Family and Gaming: Can my kids play M rated games?
A common question I get from parent’s who’s pre-teen and teenage children are playing games is, can my kids play Grand Theft Auto? All their friends are playing it. Sometimes it is not that shocking that teens who are not yet 17+ are playing M rated games. While I don’t always agree with parents decisions, perhaps it is because they lack education.
The issue isn’t always that parents aren’t willing to put in the work to determine good content over bad content. The issue actually lies with an explanation of mature video games. Parents need to make the right decision for their family, but it’s not so simple with mature games. Take this discussion I had a few months back with a mother who’s 12 year old son had just purchased an Xbox One:
Mom: My son just got an Xbox One and has been asking for some mature rated games. What do you think about Grand Theft Auto 5 and Halo: Master Chief Collection?”

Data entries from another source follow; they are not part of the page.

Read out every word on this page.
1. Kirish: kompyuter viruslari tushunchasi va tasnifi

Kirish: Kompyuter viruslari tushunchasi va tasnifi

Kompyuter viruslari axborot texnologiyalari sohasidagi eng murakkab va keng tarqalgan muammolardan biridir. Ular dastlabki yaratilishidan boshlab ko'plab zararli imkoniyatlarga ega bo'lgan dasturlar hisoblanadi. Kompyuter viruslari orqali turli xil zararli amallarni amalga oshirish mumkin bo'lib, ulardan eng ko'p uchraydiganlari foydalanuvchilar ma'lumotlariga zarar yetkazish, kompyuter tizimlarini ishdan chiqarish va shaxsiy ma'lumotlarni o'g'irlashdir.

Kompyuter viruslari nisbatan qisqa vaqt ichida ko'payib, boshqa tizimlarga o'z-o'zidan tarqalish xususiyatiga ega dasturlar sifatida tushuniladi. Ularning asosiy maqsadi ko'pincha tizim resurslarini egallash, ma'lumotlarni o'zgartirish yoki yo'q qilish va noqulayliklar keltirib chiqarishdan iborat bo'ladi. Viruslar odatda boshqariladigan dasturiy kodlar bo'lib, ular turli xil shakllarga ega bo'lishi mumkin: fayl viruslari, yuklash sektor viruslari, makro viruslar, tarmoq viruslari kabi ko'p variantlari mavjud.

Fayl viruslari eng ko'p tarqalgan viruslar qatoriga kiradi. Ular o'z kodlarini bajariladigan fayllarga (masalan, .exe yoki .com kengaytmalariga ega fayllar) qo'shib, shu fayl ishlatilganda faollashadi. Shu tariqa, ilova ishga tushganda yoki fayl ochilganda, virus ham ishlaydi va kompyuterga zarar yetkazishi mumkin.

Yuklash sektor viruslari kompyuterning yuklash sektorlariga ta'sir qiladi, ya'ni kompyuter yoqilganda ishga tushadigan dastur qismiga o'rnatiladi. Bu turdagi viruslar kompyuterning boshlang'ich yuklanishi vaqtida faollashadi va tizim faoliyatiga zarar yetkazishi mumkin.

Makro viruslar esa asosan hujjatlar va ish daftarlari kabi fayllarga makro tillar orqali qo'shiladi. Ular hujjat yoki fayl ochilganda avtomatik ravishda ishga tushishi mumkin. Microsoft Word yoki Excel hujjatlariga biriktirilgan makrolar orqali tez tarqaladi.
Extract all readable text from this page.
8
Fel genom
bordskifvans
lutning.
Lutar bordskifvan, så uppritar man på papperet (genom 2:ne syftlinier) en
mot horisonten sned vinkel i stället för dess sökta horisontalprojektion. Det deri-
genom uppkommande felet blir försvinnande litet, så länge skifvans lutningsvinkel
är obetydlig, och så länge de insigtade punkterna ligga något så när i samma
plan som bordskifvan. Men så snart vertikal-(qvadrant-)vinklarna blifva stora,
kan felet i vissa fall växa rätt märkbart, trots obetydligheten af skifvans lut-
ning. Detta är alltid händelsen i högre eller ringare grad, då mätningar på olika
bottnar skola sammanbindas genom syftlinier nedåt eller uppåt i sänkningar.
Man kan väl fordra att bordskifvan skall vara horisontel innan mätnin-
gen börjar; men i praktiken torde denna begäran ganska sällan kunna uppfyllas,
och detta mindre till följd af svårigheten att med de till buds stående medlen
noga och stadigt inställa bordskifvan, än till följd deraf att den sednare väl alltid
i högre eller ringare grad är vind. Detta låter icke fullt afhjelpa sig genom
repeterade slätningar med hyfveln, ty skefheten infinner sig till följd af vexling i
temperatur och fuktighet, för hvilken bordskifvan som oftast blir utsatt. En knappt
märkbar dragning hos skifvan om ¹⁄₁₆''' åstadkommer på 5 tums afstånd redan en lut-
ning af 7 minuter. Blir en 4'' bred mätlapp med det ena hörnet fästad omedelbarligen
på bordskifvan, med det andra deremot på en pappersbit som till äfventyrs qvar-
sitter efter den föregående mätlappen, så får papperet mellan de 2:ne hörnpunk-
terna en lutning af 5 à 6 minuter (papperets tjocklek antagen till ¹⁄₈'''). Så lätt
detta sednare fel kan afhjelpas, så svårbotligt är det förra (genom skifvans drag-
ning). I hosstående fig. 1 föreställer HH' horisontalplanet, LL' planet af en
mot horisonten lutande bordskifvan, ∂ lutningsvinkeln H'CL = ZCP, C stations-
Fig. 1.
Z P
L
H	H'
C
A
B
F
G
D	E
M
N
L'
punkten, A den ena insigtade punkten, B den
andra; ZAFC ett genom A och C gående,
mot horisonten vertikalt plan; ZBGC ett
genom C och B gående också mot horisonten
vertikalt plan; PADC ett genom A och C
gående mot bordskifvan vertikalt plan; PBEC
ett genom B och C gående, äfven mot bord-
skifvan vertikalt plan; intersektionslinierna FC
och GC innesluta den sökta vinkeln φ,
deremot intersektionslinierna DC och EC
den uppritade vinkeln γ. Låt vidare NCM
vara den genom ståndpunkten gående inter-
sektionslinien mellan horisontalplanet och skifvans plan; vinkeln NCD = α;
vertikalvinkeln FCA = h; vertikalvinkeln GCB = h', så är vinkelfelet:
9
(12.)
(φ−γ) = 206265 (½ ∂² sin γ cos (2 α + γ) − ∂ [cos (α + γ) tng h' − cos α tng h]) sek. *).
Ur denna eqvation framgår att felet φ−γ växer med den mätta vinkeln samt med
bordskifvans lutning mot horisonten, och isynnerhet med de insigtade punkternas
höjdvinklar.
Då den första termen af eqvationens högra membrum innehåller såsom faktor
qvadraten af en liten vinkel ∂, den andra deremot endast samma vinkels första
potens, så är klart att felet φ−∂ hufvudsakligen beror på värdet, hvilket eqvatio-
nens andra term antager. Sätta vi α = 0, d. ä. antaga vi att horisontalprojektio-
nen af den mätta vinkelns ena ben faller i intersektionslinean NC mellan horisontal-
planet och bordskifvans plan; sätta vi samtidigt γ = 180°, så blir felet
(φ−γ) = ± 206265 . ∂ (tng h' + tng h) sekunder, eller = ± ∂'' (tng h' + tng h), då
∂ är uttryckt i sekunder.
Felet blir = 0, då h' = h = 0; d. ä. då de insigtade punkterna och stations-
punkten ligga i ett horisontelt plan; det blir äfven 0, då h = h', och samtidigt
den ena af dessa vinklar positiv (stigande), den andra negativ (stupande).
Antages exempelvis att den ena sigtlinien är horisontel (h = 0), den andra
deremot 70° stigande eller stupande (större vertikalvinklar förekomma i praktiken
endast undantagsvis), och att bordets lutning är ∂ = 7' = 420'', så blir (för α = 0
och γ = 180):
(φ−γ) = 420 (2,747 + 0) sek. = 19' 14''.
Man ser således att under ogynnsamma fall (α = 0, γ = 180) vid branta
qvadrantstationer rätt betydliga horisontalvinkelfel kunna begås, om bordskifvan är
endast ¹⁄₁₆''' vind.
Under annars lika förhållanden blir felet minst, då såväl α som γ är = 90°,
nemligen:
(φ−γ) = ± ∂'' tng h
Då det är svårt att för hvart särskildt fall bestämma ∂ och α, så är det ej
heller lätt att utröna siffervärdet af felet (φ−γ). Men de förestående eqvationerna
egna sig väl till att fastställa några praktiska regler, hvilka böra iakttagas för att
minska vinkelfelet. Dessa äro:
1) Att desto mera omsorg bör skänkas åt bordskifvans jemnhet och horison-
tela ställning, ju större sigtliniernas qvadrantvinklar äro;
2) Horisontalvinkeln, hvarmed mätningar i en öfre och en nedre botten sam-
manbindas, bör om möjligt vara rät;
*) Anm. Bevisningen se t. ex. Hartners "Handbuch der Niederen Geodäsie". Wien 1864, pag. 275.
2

The issue with our current rating system is that Grand Theft Auto is on a different level than Halo: Master Chief Collection in terms of mature content. Grand Theft Auto is more violent, makes crime seem ideal, is extremely sexual, openly promotes the use of drugs, and much more. Halo is just violent, and not the real life violence of GTA. It’s violence against aliens, things that don’t actually exist in our world.
Two weeks ago I did an interview with former 1-Up employee John Davison. He had this to say about mature rated games:
“All kids are different, and all parents are different. The most important thing is for everyone to understand each other and communicate about the subject. If parents have hard rules about content that they want to impose, they have to be able to explain the reasoning behind them so the kids understand the rules and internalize the logic being used. Particularly as kids get to be 9 or 10, they’ll have friends that are “allowed” to play contentious stuff, like Grand Theft Auto (sometimes it’s really that the parents of those kids have no idea of the content) and they need to know why it’s not OK for them to play that yet. I’ve always looked at the ratings as a guideline to get the conversation started. There are different extremities of M-rated game, just as there are different extremities of R-rated movie. The best example I’ve often found, particularly for parents of tweens, is Halo. It’s an M-rated shooter, but it’s not exactly what you’d consider a hard M. If you let your kids play Halo, you need to have a conversation about why, and to do that you need to show some appreciation for the content. What you don’t want to have happen is for your kids to think that because they can play Halo that they are now OK to play any and all M-rated games.”
If you are looking into mature rated titles for your kids, make sure to do your research; if you can, always reach out on Twitter, Facebook, and emails to journalists in the industry who have kids. They are almost always willing to give advice on the topic. Don’t rely on your friendly neighborhood Best Buy employee to be able to explain to you the variations of mature content in M rated games.